Towards Moral Prompt Engineering

Machine ethics, which was often dismissed as a curiosity ten years ago, is now part of everyday business. It is required, for example, when so-called guardrails are used in language models or chatbots, via alignment in the form of fine-tuning or via prompt engineering. When you create GPTs, i.e. “custom versions of ChatGPT”, as Open AI calls them, you have the “Instructions” field available for prompt engineering. Here, the “prompteur” or “prompreuse” can create certain specifications and restrictions for the chatbot. This can include references to documents that have been uploaded. This is exactly what Myriam Rellstab is currently doing at the FHNW School of Business as part of her final thesis “Moral Prompt Engineering”, the interim results of which she presented on May 28, 2024. As a “prompteuse”, she tames GPT-4o with the help of her instructions and – as suggested by the initiator of the project, Prof. Dr. Oliver Bendel – with the help of netiquettes that she has collected and made available to the chatbot. The chatbot is tamed, the tiger becomes a house cat that can be used without danger in the classroom, for example. With GPT-4o, guardrails have already been introduced beforehand.
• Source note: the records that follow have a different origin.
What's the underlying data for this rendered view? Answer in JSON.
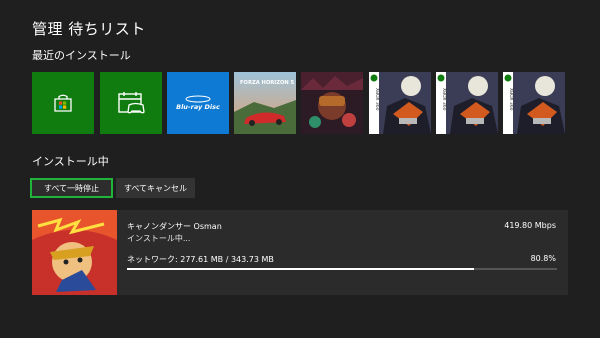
{
  "page": {
    "title": "管理 待ちリスト"
  },
  "recent": {
    "heading": "最近のインストール",
    "tiles": [
      {
        "name": "store-tile",
        "icon": "store-bag-icon",
        "color": "#107c10"
      },
      {
        "name": "xbox-app-tile",
        "icon": "calendar-controller-icon",
        "color": "#107c10"
      },
      {
        "name": "bluray-tile",
        "label": "Blu-ray Disc",
        "color": "#0e7ad3"
      },
      {
        "name": "forza-tile",
        "label": "FORZA HORIZON 5"
      },
      {
        "name": "game-tile"
      },
      {
        "name": "xbox360-game-tile",
        "badge": "XBOX 360"
      },
      {
        "name": "xbox360-game-tile",
        "badge": "XBOX 360"
      },
      {
        "name": "xbox360-game-tile",
        "badge": "XBOX 360"
      }
    ]
  },
  "installing": {
    "heading": "インストール中",
    "pause_all": "すべて一時停止",
    "cancel_all": "すべてキャンセル"
  },
  "download": {
    "name": "キャノンダンサー Osman",
    "status": "インストール中...",
    "speed": "419.80 Mbps",
    "network": "ネットワーク: 277.61 MB / 343.73 MB",
    "percent_text": "80.8%",
    "progress": 0.808
  },
  "colors": {
    "accent_green": "#21b43a",
    "background": "#1f1f1f"
  }
}
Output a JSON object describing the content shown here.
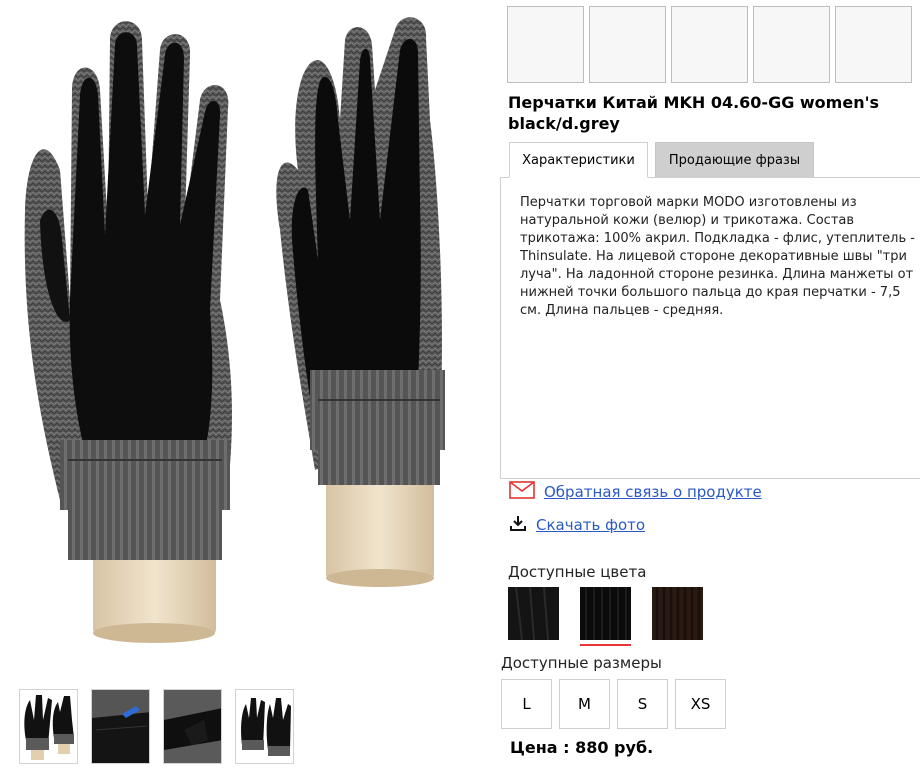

These were programmed in or obtained via reinforcement learning from human feedback. So, strictly speaking, you turn a tamed tiger into a house cat. This is different with certain open source language models. The wild animal must first be captured and then tamed. And even then it can seriously injure you. But even with GPTs there are pitfalls, and as we know, house tigers can hiss and scratch. The results of the project will be available in August. Moral prompt engineering had already been applied to Data, a chatbot for the Data Science course at the FHNW School of Engineering (Image: Ideogram).